CIRA DNS Firewall supports over 60 different content filtering categories that can be manually configured by the organization. Individual URLs can also be blacklisted. Notably, CIRA makes available a child exploitation block feed from Cybertip.ca that can be optionally turned on.

For those that choose to turn on content filtering categories, individual domains can be white listed. This is often used when organizations want to block a certain type of content that is known to be risky from certain networks (i.e. online storage services from administrative networks) but to allow access to only approved services.
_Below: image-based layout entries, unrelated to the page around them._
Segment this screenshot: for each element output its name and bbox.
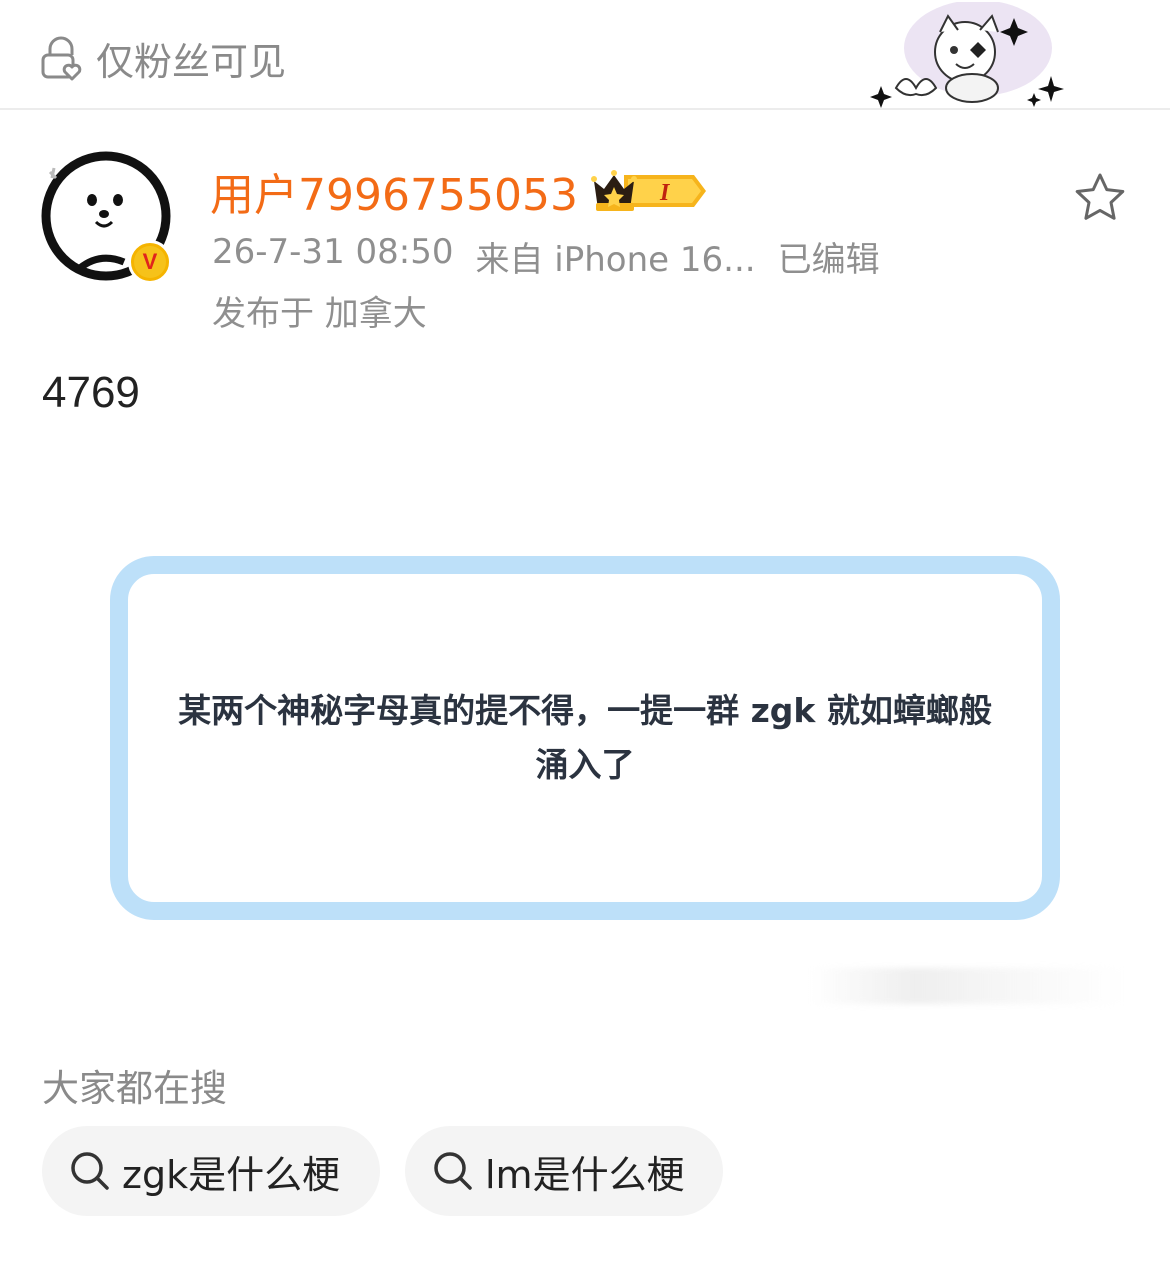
visibility-label: 仅粉丝可见 (96, 39, 287, 84)
quote-card-text: 某两个神秘字母真的提不得，一提一群 zgk 就如蟑螂般涌入了 (178, 691, 992, 784)
post-text: 4769 (42, 368, 140, 417)
quote-card-image[interactable]: 某两个神秘字母真的提不得，一提一群 zgk 就如蟑螂般涌入了 (110, 556, 1060, 920)
vip-badge[interactable]: I (590, 167, 708, 215)
search-chip-lm[interactable]: lm是什么梗 (405, 1126, 723, 1216)
search-chip-label: lm是什么梗 (485, 1152, 685, 1197)
post-page: 仅粉丝可见 V 用户7996755053 I 26-7-31 08:50 来自 … (0, 0, 1170, 1275)
visibility-banner: 仅粉丝可见 (0, 0, 1170, 110)
favorite-star-icon[interactable] (1072, 170, 1128, 226)
verified-badge-letter: V (134, 246, 166, 278)
vip-badge-level: I (659, 180, 671, 206)
post-timestamp: 26-7-31 08:50 (212, 232, 454, 272)
post-location: 发布于 加拿大 (212, 294, 427, 334)
blurred-watermark (810, 968, 1125, 1004)
visibility-indicator: 仅粉丝可见 (38, 34, 286, 84)
search-icon (71, 1152, 109, 1190)
lock-heart-icon (41, 36, 82, 81)
trending-searches-heading: 大家都在搜 (42, 1067, 227, 1110)
edited-label[interactable]: 已编辑 (778, 232, 880, 281)
search-icon (434, 1152, 472, 1190)
author-name-row: 用户7996755053 I (210, 160, 708, 222)
search-chip-label: zgk是什么梗 (122, 1152, 341, 1197)
verified-badge: V (128, 240, 172, 284)
post-meta: 26-7-31 08:50 来自 iPhone 16... 已编辑 (212, 232, 880, 281)
search-chip-zgk[interactable]: zgk是什么梗 (42, 1126, 380, 1216)
username-link[interactable]: 用户7996755053 (210, 159, 578, 223)
post-source[interactable]: 来自 iPhone 16... (476, 232, 756, 281)
decorative-cat-sticker (870, 2, 1064, 108)
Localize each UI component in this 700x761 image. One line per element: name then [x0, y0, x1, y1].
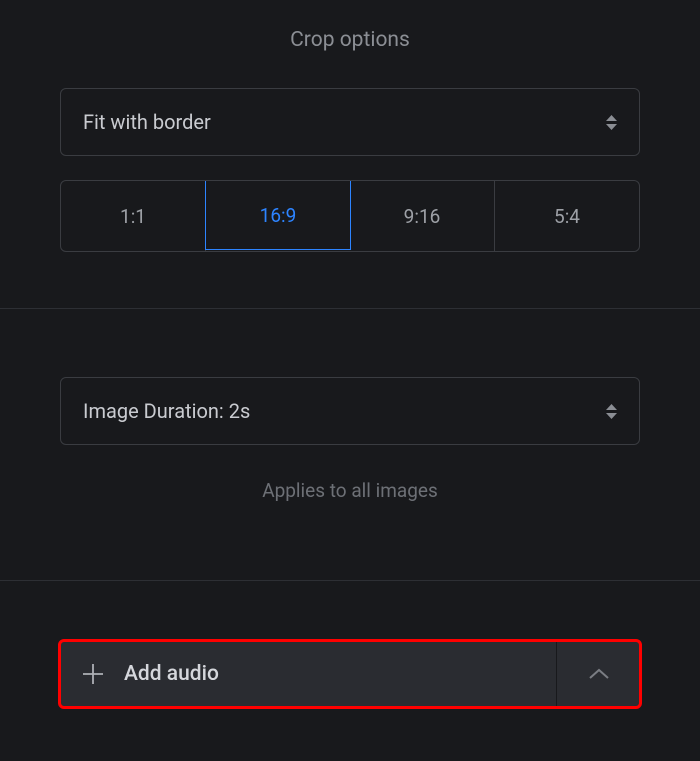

Yes, using the black list. This is particularly handy for when an organization is targeted in a spear phishing attempt that may not have been identified on global threat lists because you can immediately add identified threats to the block list. Notably, custom lists can also be bulk uploaded at initial set-up for those who maintain a current list.

Yes, the threat feed can be turned off but individual threats cannot be automatically whitelisted.

CIRA maintains a simple method for reporting potential false positives. The link to this support form is found in the online help in the web portal for the service.  Notably, in running the service for over three years we have only seen a tiny handful of false positive reports – an equal number of which turned out to be legitimate threats.